Betretene Stille, kein Tuscheln, kein Husten. "Als wir mit dem Boot gekentert sind, waren wir in Inselnähe. Ich habe mich im Dieselöl wiedergefunden, ohne auch nur irgendetwas zu sehen. Ich hörte nur die Schreie der anderen. Alle sind gestorben, auch die schwangeren Frauen." Textpassagen wie diese hörte man am Montagabend im Vechtaer Metropoltheater.
Zweihundert Zuhörer, darunter viele junge Erwachsene, zeigten sich berührt von der ‚Szenischen Lesung‘ "Ein Morgen vor Lampedusa". Dort versank am 3. Oktober 2013 ein mit 545 Flüchtlingen besetztes Boot. 366 von ihnen starben, unter ihnen Kleinkinder und Säuglinge.
Schwerste Kost in roten Kinosesseln
Autor Antonio Umberto Riccò und dessen Hannoveraner Arbeitsgruppe "Unser Herz schlägt für Lampedusa" hatte die Aussagen zahlreicher Beteiligter dokumentiert und daraus die Lesung erarbeitet. Die Männer und Frauen in den roten Kinosesseln hörten die Worte von Flüchtlingen, von Fischern und Touristen wie Marcello, die helfen wollten. "Wir hätten sie retten können", erinnerte sich Letzterer, wütend über die Weisungstreue der Patrouillenboote.
Vorschriften verboten diesen, Flüchtlinge ohne offizielle Befehle zu retten. Die Lesung zitierte Behörden und Politiker, Bewohner Lampedusas und Taucher, die Leichen aus dem Wrack bargen. Die Zuhörer erfuhren von inneren Konflikten, von ausgebliebener Hilfe und von der Angst vorm Gesetz, die Helfer lähme.

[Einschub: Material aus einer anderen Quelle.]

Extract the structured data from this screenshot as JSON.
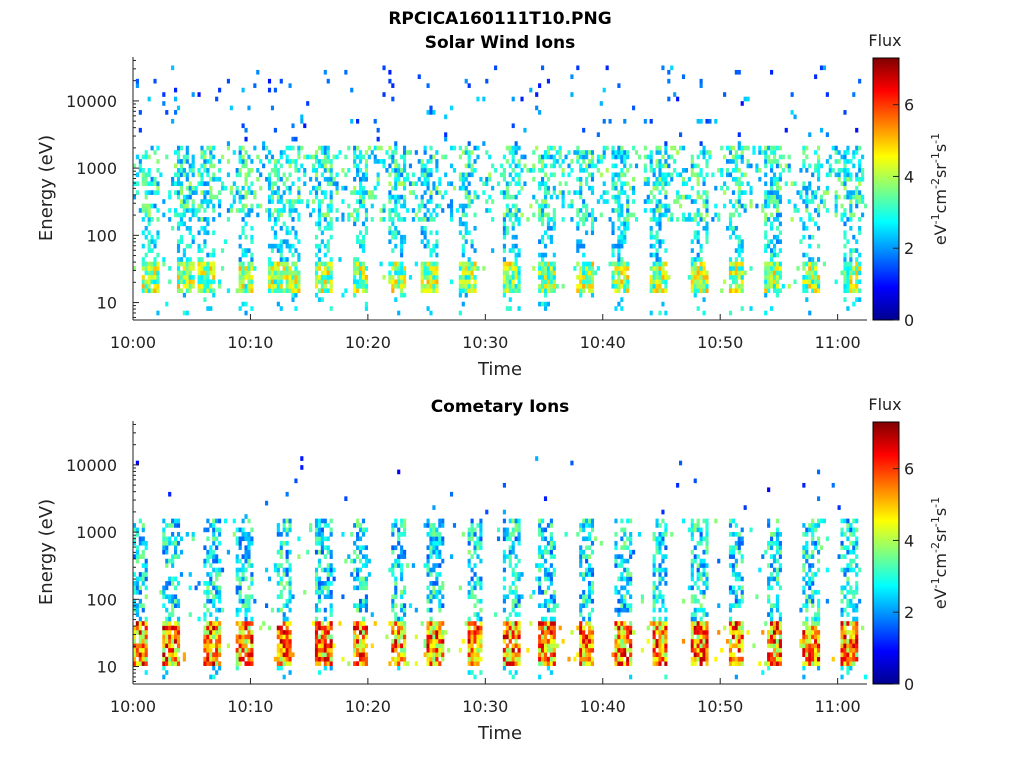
{
  "figure": {
    "title": "RPCICA160111T10.PNG"
  },
  "chart_data": [
    {
      "type": "heatmap",
      "title": "Solar Wind Ions",
      "xlabel": "Time",
      "ylabel": "Energy (eV)",
      "x_ticks": [
        "10:00",
        "10:10",
        "10:20",
        "10:30",
        "10:40",
        "10:50",
        "11:00"
      ],
      "xlim_minutes": [
        0,
        62.5
      ],
      "y_scale": "log",
      "y_ticks": [
        {
          "value": 10,
          "label": "10"
        },
        {
          "value": 100,
          "label": "100"
        },
        {
          "value": 1000,
          "label": "1000"
        },
        {
          "value": 10000,
          "label": "10000"
        }
      ],
      "ylim": [
        5.5,
        45000
      ],
      "colorbar": {
        "title": "Flux",
        "label": "eV-1cm-2sr-1s-1",
        "ticks": [
          0,
          2,
          4,
          6
        ],
        "range": [
          0,
          7.3
        ],
        "colormap": "jet"
      },
      "grid": false,
      "bursts_minutes": [
        1.5,
        4.5,
        6.2,
        9.6,
        12.3,
        13.6,
        16.2,
        19.4,
        22.5,
        25.3,
        28.5,
        32.3,
        35.3,
        38.5,
        41.5,
        44.8,
        48.2,
        51.4,
        54.5,
        57.8,
        61.2
      ],
      "features": {
        "low_band_energy": [
          12,
          40
        ],
        "low_band_level": [
          2.5,
          5.2
        ],
        "mid_band_energy": [
          150,
          2000
        ],
        "mid_band_level": [
          1.8,
          4.0
        ],
        "sparse_high_energy": [
          2000,
          30000
        ],
        "sparse_high_level": [
          1.0,
          2.5
        ]
      }
    },
    {
      "type": "heatmap",
      "title": "Cometary Ions",
      "xlabel": "Time",
      "ylabel": "Energy (eV)",
      "x_ticks": [
        "10:00",
        "10:10",
        "10:20",
        "10:30",
        "10:40",
        "10:50",
        "11:00"
      ],
      "xlim_minutes": [
        0,
        62.5
      ],
      "y_scale": "log",
      "y_ticks": [
        {
          "value": 10,
          "label": "10"
        },
        {
          "value": 100,
          "label": "100"
        },
        {
          "value": 1000,
          "label": "1000"
        },
        {
          "value": 10000,
          "label": "10000"
        }
      ],
      "ylim": [
        5.5,
        45000
      ],
      "colorbar": {
        "title": "Flux",
        "label": "eV-1cm-2sr-1s-1",
        "ticks": [
          0,
          2,
          4,
          6
        ],
        "range": [
          0,
          7.3
        ],
        "colormap": "jet"
      },
      "grid": false,
      "bursts_minutes": [
        0.5,
        3.3,
        6.8,
        9.5,
        12.9,
        16.2,
        19.4,
        22.6,
        25.8,
        29.1,
        32.2,
        35.3,
        38.6,
        41.8,
        44.9,
        48.2,
        51.4,
        54.6,
        57.8,
        61.0
      ],
      "features": {
        "low_band_energy": [
          10,
          45
        ],
        "low_band_level": [
          3.5,
          7.0
        ],
        "mid_band_energy": [
          60,
          1500
        ],
        "mid_band_level": [
          1.5,
          3.8
        ],
        "sparse_high_energy": [
          1500,
          12000
        ],
        "sparse_high_level": [
          0.8,
          2.2
        ]
      }
    }
  ]
}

Vom Landes-Caritasverband organisiert
Der Landes-Caritasverband für Oldenburg (LCV) hatte den Abend organisiert, um auf die Flüchtlingsproblematik aufmerksam zu machen und "um selbst ein Zeichen der Solidarität zu setzen", so Caritasdirektor Dr. Gerhard Tepe. Statt eines Eintrittsgeldes sammelten die Verantwortlichen eine Spende zugunsten von Sprachkursen für die Flüchtlinge in der Region.
In ganz Deutschland war die Hannoveraner Arbeitsgruppe bereits unterwegs, der Abend in Vechta war die 37. Lesung. Dabei wechselten sich die Vorleseparts mit dem Gesang von Francesco Impastato ab. Ralf Rießelmann, Melanie Ehlert und Holger Meyer übernahmen die Sprecherrollen. Die beiden Erzähler, Jutta Lüske und Stephan Trillmich fassten Hintergründe zusammen und führten durch die Berichte. Den Hintergrund zu Gesang und Vortrag bildeten Fotos aus Lampedusa und Fakten zur Flüchtlingspolitik.
"Ein Gruß, ein freundliches Wort"
Die Podiumsdiskussion im Anschluss hatte einen eindeutigen Tenor: Hilfe für Flüchtlinge, die in der Region ankommen, ist dringend notwendig. Ganz klein könne sie anfangen, schärfte Caritas-Beraterin Elisabeth Vodde-Börgerding ein. "Ein Gruß, ein freundliches Wort", sei das, was jeder leisten kann, betonte die erfahrene Flüchtlingsberaterin. Es sei ein sichtbares Zeichen dafür, dass die Flüchtlinge hier erwünscht seien.
Dass es einem schlecht werden könne in Anbetracht der geschilderten Tatsachen, gestand Weihbischof Heinrich Timmerevers. "Wir müssen Aufmerksamkeit und Abwehr schaffen, für einen Rassismus der neu entsteht. Da müssen wir viel Arbeit leisten."
Adresse für die, die helfen wollen
Auf dem Podium saß auch Abdul Malik. Er kam als Flüchtling von Afrika über Lampedusa nach Vechta-Langförden. Gedolmetscht von Ralf Rießelmann schilderte er seine Erfahrungen auf der Flucht und dem positiven Empfang durch die Flüchtlingshilfe Langförden. Die Ehrenamtlichen dort werden aktiv, damit sich die Flüchtlinge wohlfühlen können. Menschen, die ebenfalls helfen wollen, empfahl Vodde-Börgerding, können sich beispielsweise "an ihre lokale Kirchengemeinde wenden.